Tuesday, September 30, 2014

Blue Ivy Katazome Shawl

This second shawl sat around for a few weeks before I finally came up with a dye plan. The story about the weaving the two shawls can be found here on a previous post.  

My idea was to use a stencil to dye a pattern onto the shawl; but ...the problem is that we live in a small town on an island and I couldn’t source any dye thickeners locally that would work with the Procion MX.  I really didn’t want to drive three hours to Victoria or wait for an order from the internet or take an ocean voyage to go to the mainland; so the only course of action was to find a DIY alternative on the internet. 

I stumbled upon katazome which is a Japanese dye technique using a resist paste applied to the cloth.  The best part is that the resist paste is rice flour, and that I could find!  A little research later and I found that wheat flour can also be used ...even more awesome!

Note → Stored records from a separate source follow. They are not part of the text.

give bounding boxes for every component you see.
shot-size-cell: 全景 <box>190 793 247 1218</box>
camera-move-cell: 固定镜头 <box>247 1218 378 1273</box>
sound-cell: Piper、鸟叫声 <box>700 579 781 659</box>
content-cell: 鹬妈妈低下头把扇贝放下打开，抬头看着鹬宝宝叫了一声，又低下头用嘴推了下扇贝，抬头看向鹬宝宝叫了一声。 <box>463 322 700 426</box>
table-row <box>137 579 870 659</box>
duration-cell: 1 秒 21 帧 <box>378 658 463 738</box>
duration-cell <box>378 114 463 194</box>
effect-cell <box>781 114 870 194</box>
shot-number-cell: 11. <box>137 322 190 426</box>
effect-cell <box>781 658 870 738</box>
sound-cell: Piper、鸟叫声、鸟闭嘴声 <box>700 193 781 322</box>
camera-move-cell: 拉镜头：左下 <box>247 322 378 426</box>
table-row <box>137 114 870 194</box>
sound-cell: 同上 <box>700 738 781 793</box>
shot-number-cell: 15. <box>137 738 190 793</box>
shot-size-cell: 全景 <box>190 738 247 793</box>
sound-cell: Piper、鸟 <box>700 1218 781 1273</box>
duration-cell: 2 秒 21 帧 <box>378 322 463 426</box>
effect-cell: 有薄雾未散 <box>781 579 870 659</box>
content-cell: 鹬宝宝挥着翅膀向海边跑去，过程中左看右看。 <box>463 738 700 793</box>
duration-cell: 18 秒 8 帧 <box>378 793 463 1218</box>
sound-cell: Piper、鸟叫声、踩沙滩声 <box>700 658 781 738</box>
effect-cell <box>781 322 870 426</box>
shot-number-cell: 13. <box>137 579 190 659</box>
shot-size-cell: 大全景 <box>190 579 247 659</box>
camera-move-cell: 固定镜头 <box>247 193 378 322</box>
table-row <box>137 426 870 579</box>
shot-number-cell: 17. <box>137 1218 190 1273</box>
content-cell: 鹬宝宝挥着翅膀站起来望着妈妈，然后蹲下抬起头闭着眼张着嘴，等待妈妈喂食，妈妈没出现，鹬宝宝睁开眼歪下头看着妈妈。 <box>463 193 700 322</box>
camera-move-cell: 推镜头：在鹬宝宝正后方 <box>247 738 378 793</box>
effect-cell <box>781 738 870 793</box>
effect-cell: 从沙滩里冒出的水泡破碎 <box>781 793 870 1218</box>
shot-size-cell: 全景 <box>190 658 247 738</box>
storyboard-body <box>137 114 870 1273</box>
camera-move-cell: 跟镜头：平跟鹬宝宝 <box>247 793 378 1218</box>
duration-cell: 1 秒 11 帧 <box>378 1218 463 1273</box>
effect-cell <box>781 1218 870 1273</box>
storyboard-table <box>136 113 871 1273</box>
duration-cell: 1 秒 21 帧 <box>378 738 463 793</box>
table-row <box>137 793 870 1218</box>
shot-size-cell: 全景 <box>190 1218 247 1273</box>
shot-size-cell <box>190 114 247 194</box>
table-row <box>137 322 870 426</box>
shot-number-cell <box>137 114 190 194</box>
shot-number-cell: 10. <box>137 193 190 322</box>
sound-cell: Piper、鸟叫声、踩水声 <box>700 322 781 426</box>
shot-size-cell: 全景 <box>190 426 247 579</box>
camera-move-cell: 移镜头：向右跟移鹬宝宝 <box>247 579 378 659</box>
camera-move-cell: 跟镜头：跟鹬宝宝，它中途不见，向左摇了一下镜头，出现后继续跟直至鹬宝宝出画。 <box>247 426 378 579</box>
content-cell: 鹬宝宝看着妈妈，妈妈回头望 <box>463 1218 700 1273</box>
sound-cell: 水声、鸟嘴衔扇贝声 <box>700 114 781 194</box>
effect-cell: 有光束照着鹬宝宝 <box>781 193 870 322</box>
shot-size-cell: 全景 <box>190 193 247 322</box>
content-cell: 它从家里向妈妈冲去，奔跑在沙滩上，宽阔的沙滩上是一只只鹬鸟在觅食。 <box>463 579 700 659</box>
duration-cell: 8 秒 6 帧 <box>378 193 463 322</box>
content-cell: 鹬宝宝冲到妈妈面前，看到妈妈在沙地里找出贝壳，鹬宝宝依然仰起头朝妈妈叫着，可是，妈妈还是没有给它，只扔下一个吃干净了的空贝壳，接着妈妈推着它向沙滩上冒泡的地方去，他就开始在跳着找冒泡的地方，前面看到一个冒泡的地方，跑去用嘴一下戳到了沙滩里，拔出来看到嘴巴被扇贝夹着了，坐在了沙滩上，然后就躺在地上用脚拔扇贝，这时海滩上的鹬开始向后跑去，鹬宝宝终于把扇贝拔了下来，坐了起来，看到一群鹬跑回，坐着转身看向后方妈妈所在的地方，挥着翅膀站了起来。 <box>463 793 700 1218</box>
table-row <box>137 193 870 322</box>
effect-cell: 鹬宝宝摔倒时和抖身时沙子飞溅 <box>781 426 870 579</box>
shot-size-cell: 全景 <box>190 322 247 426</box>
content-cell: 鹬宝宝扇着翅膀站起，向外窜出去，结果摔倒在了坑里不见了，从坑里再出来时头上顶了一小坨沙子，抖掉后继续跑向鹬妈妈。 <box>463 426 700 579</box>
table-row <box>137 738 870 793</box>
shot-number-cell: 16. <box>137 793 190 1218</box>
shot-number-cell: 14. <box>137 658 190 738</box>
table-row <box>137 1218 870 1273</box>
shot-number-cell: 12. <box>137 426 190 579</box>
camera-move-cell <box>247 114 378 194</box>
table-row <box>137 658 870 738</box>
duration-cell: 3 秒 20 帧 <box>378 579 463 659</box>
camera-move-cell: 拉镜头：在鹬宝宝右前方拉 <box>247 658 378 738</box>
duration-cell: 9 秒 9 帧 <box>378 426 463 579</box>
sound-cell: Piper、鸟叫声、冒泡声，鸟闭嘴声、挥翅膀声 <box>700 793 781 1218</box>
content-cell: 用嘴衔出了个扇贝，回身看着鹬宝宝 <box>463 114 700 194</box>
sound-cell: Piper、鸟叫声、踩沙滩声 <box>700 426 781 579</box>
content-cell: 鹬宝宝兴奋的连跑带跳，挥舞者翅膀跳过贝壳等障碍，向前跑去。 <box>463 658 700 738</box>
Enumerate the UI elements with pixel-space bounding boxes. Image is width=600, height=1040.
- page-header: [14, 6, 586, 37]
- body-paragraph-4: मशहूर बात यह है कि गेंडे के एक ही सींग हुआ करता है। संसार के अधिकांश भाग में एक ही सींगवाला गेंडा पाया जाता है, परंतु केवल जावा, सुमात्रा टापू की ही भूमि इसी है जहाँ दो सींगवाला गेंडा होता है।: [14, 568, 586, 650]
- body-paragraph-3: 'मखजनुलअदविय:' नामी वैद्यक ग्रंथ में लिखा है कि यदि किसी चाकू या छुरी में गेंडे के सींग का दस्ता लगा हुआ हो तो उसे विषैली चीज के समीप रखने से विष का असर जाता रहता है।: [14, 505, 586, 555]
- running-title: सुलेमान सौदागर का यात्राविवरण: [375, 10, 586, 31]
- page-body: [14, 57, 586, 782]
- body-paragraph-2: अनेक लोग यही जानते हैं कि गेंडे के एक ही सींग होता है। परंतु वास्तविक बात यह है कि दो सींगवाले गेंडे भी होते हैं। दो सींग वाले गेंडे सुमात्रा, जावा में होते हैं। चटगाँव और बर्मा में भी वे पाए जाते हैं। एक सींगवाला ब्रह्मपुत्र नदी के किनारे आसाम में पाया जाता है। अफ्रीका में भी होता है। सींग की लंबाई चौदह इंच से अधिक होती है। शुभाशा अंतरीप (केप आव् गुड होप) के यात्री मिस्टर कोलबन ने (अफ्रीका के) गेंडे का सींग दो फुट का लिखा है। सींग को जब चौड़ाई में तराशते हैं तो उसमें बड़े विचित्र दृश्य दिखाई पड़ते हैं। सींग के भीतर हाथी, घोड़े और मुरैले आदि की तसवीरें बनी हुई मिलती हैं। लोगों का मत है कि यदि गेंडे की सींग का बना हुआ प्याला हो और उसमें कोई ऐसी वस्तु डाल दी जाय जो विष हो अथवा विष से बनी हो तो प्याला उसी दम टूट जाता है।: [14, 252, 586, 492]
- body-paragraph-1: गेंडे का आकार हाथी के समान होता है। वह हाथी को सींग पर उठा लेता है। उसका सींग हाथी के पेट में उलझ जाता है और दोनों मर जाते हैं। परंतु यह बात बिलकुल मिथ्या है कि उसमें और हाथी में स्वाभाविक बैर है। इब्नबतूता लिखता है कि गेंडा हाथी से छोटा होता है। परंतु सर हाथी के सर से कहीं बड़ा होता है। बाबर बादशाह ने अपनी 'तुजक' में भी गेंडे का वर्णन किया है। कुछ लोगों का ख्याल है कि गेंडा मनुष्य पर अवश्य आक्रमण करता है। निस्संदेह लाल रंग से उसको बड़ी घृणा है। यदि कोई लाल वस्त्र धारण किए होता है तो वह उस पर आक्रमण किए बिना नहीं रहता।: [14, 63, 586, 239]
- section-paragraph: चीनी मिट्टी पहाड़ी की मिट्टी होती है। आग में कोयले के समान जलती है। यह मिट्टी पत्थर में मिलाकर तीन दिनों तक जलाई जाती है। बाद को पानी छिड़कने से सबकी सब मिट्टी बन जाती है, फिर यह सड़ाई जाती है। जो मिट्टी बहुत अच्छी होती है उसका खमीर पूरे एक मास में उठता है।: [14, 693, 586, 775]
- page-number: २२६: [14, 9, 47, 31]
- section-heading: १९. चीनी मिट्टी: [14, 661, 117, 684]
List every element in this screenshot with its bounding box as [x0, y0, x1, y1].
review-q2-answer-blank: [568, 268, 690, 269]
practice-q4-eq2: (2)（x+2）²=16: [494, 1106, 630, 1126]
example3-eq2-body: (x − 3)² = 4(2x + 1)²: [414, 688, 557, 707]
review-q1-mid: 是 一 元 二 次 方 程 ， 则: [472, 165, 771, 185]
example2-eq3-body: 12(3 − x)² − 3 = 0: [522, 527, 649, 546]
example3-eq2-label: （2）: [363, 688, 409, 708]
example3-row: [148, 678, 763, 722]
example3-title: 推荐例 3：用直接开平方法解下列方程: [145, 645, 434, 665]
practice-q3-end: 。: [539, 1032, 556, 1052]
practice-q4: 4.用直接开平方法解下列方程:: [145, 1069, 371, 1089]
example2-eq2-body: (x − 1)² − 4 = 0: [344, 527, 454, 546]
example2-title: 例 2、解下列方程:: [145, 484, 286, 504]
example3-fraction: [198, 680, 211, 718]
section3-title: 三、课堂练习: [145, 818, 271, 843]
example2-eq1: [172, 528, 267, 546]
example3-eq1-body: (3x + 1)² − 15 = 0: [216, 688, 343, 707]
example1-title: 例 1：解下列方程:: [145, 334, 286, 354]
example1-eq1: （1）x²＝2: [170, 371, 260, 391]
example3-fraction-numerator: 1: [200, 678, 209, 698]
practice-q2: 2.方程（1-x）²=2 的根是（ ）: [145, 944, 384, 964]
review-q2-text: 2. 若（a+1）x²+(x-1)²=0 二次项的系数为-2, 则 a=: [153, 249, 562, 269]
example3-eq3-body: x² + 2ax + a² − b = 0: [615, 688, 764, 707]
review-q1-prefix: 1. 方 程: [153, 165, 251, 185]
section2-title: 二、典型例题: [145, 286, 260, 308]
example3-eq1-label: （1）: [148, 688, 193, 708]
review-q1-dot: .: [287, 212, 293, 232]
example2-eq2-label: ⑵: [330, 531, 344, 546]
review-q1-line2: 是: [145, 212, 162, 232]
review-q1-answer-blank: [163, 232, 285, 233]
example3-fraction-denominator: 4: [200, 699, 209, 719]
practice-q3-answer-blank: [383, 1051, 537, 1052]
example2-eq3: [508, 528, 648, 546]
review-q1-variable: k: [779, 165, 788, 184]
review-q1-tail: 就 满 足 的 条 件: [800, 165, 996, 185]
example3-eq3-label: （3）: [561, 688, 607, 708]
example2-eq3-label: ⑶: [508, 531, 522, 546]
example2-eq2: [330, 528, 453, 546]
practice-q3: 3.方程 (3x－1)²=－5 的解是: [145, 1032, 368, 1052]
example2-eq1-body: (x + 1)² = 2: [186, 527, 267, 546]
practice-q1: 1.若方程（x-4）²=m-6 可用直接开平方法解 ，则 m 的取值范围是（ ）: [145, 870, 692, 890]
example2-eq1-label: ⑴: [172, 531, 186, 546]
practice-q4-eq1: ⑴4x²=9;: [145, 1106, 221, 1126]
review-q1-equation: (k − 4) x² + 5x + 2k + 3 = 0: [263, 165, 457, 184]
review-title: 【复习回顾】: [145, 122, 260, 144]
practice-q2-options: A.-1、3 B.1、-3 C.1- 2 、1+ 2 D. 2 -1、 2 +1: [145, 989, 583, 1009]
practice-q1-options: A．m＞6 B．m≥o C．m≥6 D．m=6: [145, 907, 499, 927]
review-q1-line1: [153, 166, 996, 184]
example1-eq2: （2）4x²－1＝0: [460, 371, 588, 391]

So here is how I did it for the first time – no sampling/testing just straight onto the shawl!  First I washed, dried, ironed and trimmed the threads from the shawl.  I left the fringe untwisted.
I made a table long enough to hold the shawl and the fringe.  I used a piece of firm insulation on top of some boxes to extend the sawhorse table!  Then I covered it with a large piece of plastic sheeting, like the stuff used for painting drop cloths.  I made sure that there was enough overlap to wrap the dyed shawl.
The next step is to make the paste.  I used ½ cup all-purpose flour and ¾ cup of water, adding more water to get the right consistency.  You want a mixture like thick cream, not too runny but not too thick.
I did a test run on the kitchen counter to make sure that it was able to hold the shape of the stencil and it looked good!
We (Mum and me), measured out the halfway point of the shawl, marking it with a pin.  We then figured out the placement of the stencil and found out that we would need to flip the stencil over so that the ends would match (having the end ivy pointing down to the edge on each side).  Then it is just a matter of glopping the paste down on the stencil and lightly pushing it around using a small offset spatula.
For the centre motif I didn't want to use the whole stencil so I just taped off the areas I didn't need with painters tape.
The shawl had to be left overnight so that paste could dry.  It was weird to see that when the paste dries it pulls and puckers the shawl. 
So the next day is dye day.  The first step is to make a solution of soda ash and water.  I used 2 teaspoons of Soda Ash with 8 cups of warm water.  I only needed about 1 cup for the shawl but we were able to use the rest of the dye to dye some silk yarn.  I sprayed the soda ash solution all over the shawl until it was wet but not soaking.  And I left it for 20 minutes, at about 10 minutes I gently pulled the shawl flat and made sure that there were no dry spots.  The soda ash is an important step to dyeing the Procion MX as it activates and sets the dye.
Mixing the dye comes next.  I choose Royal Blue in the Pale value.  The recipe is ½ teaspoon of dye, 2 teaspoons of salt, ½ teaspoon Urea and ½ cup warm water.  Mixed together the ingredients into a cup and then I poured mine into a sprayer.
I sprayed the dye from only one side of the shawl to make an ombré effect.  I only used maybe ¼ cup of dye water, it goes along way! 
When I was happy with the dye coverage we folded the plastic sheet over the shawl for the 24 hours needed for the dye to set.  While the shawl was batching I had mild panic over how I was going to rinse the dye and get rid of the resist paste!!
Thankfully the first and easiest method worked.  I took the shawl outside and used the garden hose to rinse off the resist paste and dye!  The flour paste easily rolled off the shawl and with the small amount of dye used in the shawl it quickly rinsed clear.
The shawl looks amazing!  I really can’t quite believe how well the flour paste resist worked.  I already am looking at the other shawl thinking that I’m going to dye it too!
The final photo shoot for the shop and the shawl looks wonderful.  I love the sky blue colour and the ivy motif is so pretty.  For Sale.
So that is how I do katazome dyeing – a little differently than the traditional technique – but it worked!


Dianne said...

Way to go, straight at it. What a fun result.
I've had some stencils of NZ fern sitting here for several years wondering how I could use them on woven fabric. Hmm so many ideas but not enough time.

Loree Jackson said...

Gorgeous! Resist dyeing is fun

Susan said...

The shawl is simply elegant and beautiful!
The process is nicely documented and easy enough to follow. Very inspiring and I'm sure that others will try their hand at this technique too. ( I know that I would like to try when I am able)

Thank you so much for sharing this...

Peg Cherre said...

It certainly is beautiful! You are gutsy, and it totally works. Thanks for being so detailed in your description. I'm not a dyer and don't plan to be, but still love to read clear directions.